I've wanted to try gold leafing for a while now too. It's always fun to try something new! After we picked up a gold leafing kit from a local craft shop. I read the instructions (this is key if you're new to something. Even though I am often tempted to skip this step!) and checked out the manufacturers website for any tips.This is a slightly different application to the Honey Bear vases we created. I wanted to try something that wasn't a full coverage look. Some designs worked better than others, as you can see. Here's what I did and what I learned from it:1. Supplies: gold leafing kit (this included metal papers, adhesive and sealer), items to embellish (I picked up a mini cake stand and double bowl from TJ Maxx), soft paint brush and sponge. 2. Using your paint brush, add adhesive in the design you choose. Allow to dry until it becomes tacky then lay a thin layer of gold leaf over it. Pat it down with your sponge or your finger. Gold leaf can easily chip or smudge, but don't get frustrated. Have patience. 3. Allow to dry and then gently brush off excess gold leaf with a (clean) soft paint brush or sponge. I tried both and had better luck with the sponge. 4. Apply the sealer over your design and allow to dry.Tips for first time gold leaf users (like me).

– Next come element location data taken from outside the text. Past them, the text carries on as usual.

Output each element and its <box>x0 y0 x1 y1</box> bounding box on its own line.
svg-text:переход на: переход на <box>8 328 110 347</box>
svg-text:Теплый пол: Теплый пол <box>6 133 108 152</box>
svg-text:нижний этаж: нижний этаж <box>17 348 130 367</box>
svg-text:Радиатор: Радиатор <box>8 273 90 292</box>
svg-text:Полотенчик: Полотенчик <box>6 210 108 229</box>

-Choose a design that will look good messy. Gold leaf is not easy to work with so you will probably have a few chips or smudges when you are done. This can add a lot of charm! If you really want clean edges you might try painting instead.
-If the gold leaf sticks to your hands too much stop and go wash your hands. There's a good chance you got a little adhesive on your hands, or the oils are sticking to the leaf. Clean, dry hands work best.